The report’s authors write that “[p]revious media narratives … have rarely gone so far as to suggest women should be entering the industry,” but that, at the height of the COVID pandemic, Australia’s media framed prostitution as “a form of individualized work” and pushed a “promotional narrative” that represented “a significant escalation on previous decades of reporting.”
In other words, during a time when many Australian women found themselves impoverished by lockdowns and facing difficult household situations in close proximity to male partners for months on end, media outlets were presenting an industry that trades in sexual exploitation as a viable means of escape. According to the report, “the position of the sex industry as a financial last resort was trivialized, or even celebrated, by the Australian media during the first year of the pandemic.” Financial problems combined with housing stress among women produces circumstances in which women become more vulnerable to sex industry recruitment. Australia’s media did little to reduce this vulnerability as jobless — and sometimes newly homeless — women emerged from lockdowns and found themselves floundering in the new post-COVID world.

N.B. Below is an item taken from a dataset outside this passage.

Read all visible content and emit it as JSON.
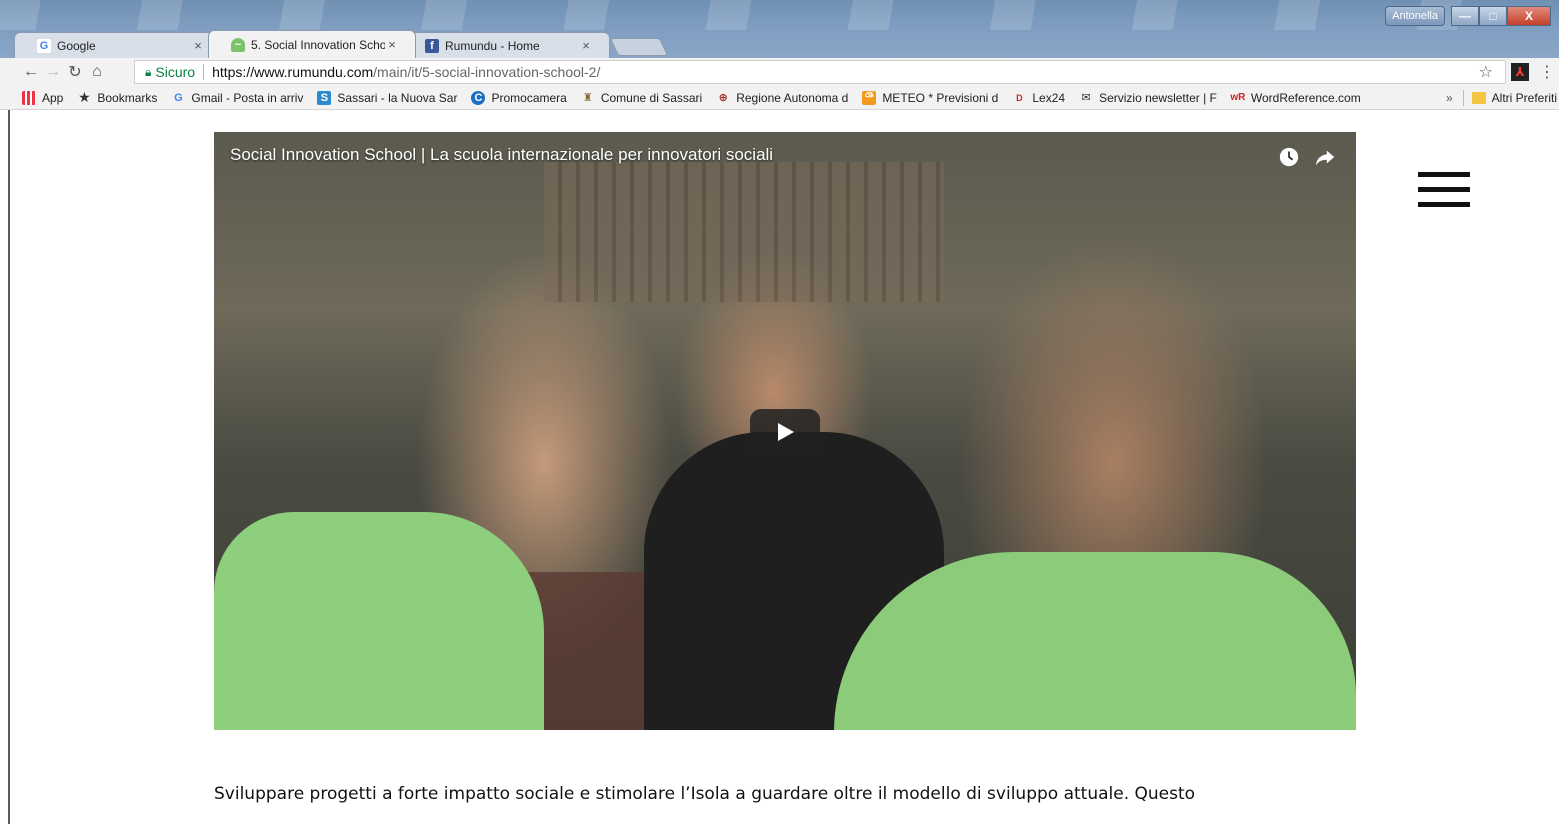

In that same year, the Queensland government busied itself preparing to deregulate the state’s sex industry.
Unlike other states, Queensland has international tourism destinations and airports, like the Gold Coast and Cairns, as well as major mining operations with large populations of fly-in-fly-out workers. Men who visit the state for leisure and work, and well as local men who drink, gamble, and buy sex acts from women, are, however, barely mentioned in government efforts to lift regulation off the state’s sex industry.

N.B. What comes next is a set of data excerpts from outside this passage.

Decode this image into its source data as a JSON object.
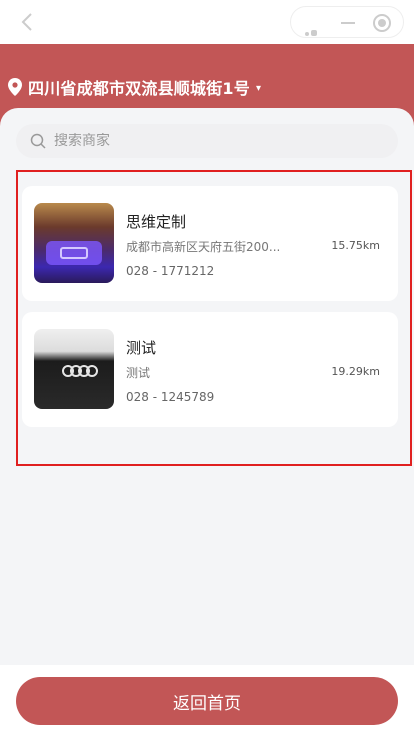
{
  "location": {
    "text": "四川省成都市双流县顺城街1号",
    "caret": "▾"
  },
  "search": {
    "placeholder": "搜索商家"
  },
  "stores": [
    {
      "name": "思维定制",
      "address": "成都市高新区天府五街200...",
      "distance": "15.75km",
      "phone": "028 - 1771212"
    },
    {
      "name": "测试",
      "address": "测试",
      "distance": "19.29km",
      "phone": "028 - 1245789"
    }
  ],
  "footer": {
    "home_label": "返回首页"
  },
  "icons": {
    "back": "chevron-left-icon",
    "location": "location-pin-icon",
    "search": "search-icon"
  },
  "colors": {
    "brand": "#c25656",
    "highlight": "#e02020"
  }
}
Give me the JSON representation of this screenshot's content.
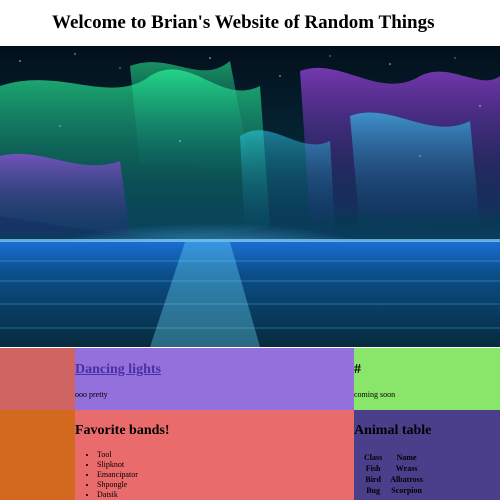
{
  "header": {
    "title": "Welcome to Brian's Website of Random Things"
  },
  "hero": {
    "description_icon": "aurora-image"
  },
  "cards": {
    "dancing": {
      "title": "Dancing lights",
      "text": "ooo pretty"
    },
    "hash": {
      "title": "#",
      "text": "coming soon"
    }
  },
  "bands": {
    "title": "Favorite bands!",
    "items": [
      "Tool",
      "Slipknot",
      "Emancipator",
      "Shpongle",
      "Datsik"
    ]
  },
  "animals": {
    "title": "Animal table",
    "headers": [
      "Class",
      "Name"
    ],
    "rows": [
      [
        "Fish",
        "Wrass"
      ],
      [
        "Bird",
        "Albatross"
      ],
      [
        "Bug",
        "Scorpion"
      ]
    ]
  },
  "colors": {
    "left_top": "#d06463",
    "mid_top": "#9370db",
    "right_top": "#8ae66a",
    "left_bottom": "#d2691e",
    "mid_bottom": "#ea6b6b",
    "right_bottom": "#4b3f8c"
  }
}
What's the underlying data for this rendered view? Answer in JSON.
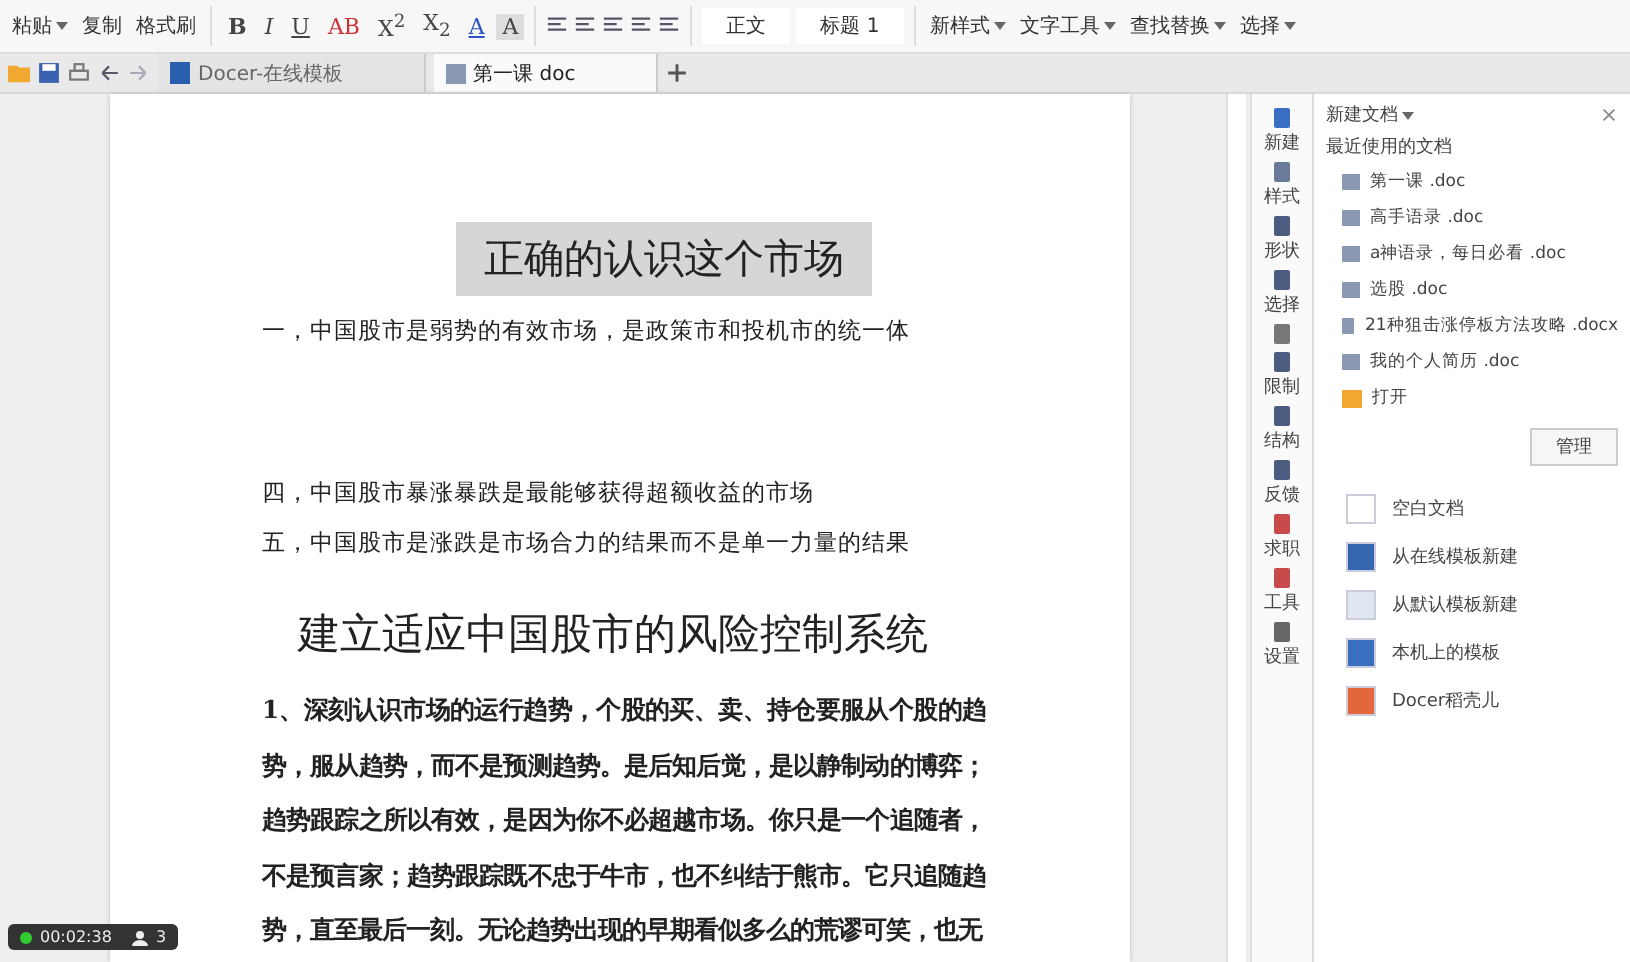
{
  "ribbon": {
    "clipboard": [
      {
        "label": "粘贴",
        "caret": true
      },
      {
        "label": "复制",
        "caret": false
      },
      {
        "label": "格式刷",
        "caret": false
      }
    ],
    "font_buttons": [
      {
        "label": "B",
        "kind": "bold"
      },
      {
        "label": "I",
        "kind": "italic"
      },
      {
        "label": "U",
        "kind": "underline"
      },
      {
        "label": "AB",
        "kind": "strike"
      },
      {
        "label": "X$^{2}$",
        "kind": "plain"
      },
      {
        "label": "X$_{2}$",
        "kind": "plain"
      },
      {
        "label": "A",
        "kind": "color"
      },
      {
        "label": "A",
        "kind": "shade"
      }
    ],
    "styles": [
      "正文",
      "标题 1"
    ],
    "tools": [
      "新样式",
      "文字工具",
      "查找替换",
      "选择"
    ]
  },
  "tabs": [
    {
      "label": "Docer-在线模板",
      "selected": false,
      "kind": "docer"
    },
    {
      "label": "第一课 doc",
      "selected": true,
      "kind": "doc"
    }
  ],
  "document": {
    "title": "正确的认识这个市场",
    "title_selected": true,
    "points": [
      "一，中国股市是弱势的有效市场，是政策市和投机市的统一体",
      "四，中国股市暴涨暴跌是最能够获得超额收益的市场",
      "五，中国股市是涨跌是市场合力的结果而不是单一力量的结果"
    ],
    "heading": "建立适应中国股市的风险控制系统",
    "paragraph": "1、深刻认识市场的运行趋势，个股的买、卖、持仓要服从个股的趋势，服从趋势，而不是预测趋势。是后知后觉，是以静制动的博弈；趋势跟踪之所以有效，是因为你不必超越市场。你只是一个追随者，不是预言家；趋势跟踪既不忠于牛市，也不纠结于熊市。它只追随趋势，直至最后一刻。无论趋势出现的早期看似多么的荒谬可笑，也无"
  },
  "side_nav": [
    {
      "label": "新建",
      "kind": "doc"
    },
    {
      "label": "样式",
      "kind": "style"
    },
    {
      "label": "形状",
      "kind": "shape"
    },
    {
      "label": "选择",
      "kind": "select"
    },
    {
      "kind": "clip"
    },
    {
      "label": "限制",
      "kind": "lock"
    },
    {
      "label": "结构",
      "kind": "outline"
    },
    {
      "label": "反馈",
      "kind": "chat"
    },
    {
      "label": "求职",
      "kind": "case"
    },
    {
      "label": "工具",
      "kind": "case"
    },
    {
      "label": "设置",
      "kind": "gear"
    }
  ],
  "panel": {
    "title": "新建文档",
    "recent_heading": "最近使用的文档",
    "recent": [
      "第一课 .doc",
      "高手语录 .doc",
      "a神语录，每日必看 .doc",
      "选股 .doc",
      "21种狙击涨停板方法攻略 .docx",
      "我的个人简历 .doc"
    ],
    "open": "打开",
    "manage": "管理",
    "create": [
      {
        "label": "空白文档",
        "kind": "blank"
      },
      {
        "label": "从在线模板新建",
        "kind": "docer"
      },
      {
        "label": "从默认模板新建",
        "kind": "template"
      },
      {
        "label": "本机上的模板",
        "kind": "local"
      },
      {
        "label": "Docer稻壳儿",
        "kind": "shell"
      }
    ]
  },
  "recorder": {
    "time": "00:02:38",
    "viewers": "3"
  }
}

As in the case of the media, researchers found that “sex buyers remain largely invisible in discussions about the sex industry, and are only ever mentioned when they have committed a violent crime against a prostituted person.” The Queensland Law Reform Commission report erases sex buyers almost entirely, as if prostitution were an issue like abortion that aims to secure female bodily autonomy. The research report authors note that concealing the reality of male sexual entitlement that drives the business of prostitution currently obstructs “an honest reckoning by the news media with the realities of the sex trade” in Australia.
This failure to reckon honestly with “the realities of the sex trade” has led Australian state governments — most recently that of Queensland — down a path of legislatively supporting pimps and sex buyers while creating no exit programs to help women get out of prostitution.
Australia’s media bears a great deal of responsibility for this public policy disaster.
The “Side Hustles and Sexual Exploitation” report finds that journalists “push for full decriminalization as a legislative solution” to problems associated with prostitution, and fail to mention, let alone describe, alternative policy models that attempt to reduce the size of the sex industry by criminalizing sex buyers and through educating the public about prostitution’s harms in the style of Australia’s “respectful relationships” program.
While other countries learn the lessons of COVID-19 in terms of structural vulnerabilities that underpin whole populations of women and children, Australia is going in the different direction of sex industry deregulation that will see single mothers in particular rely upon pimps and sex buyers for their post-COVID livelihoods.
Dr Caroline Norma lectures in the Master of Translating and Interpreting degree at RMIT University in Melbourne, and is the author of Comfort Women and Post-Occupation Corporate Japan and The Japanese Comfort Women and Sexual Slavery during the China and Pacific Wars.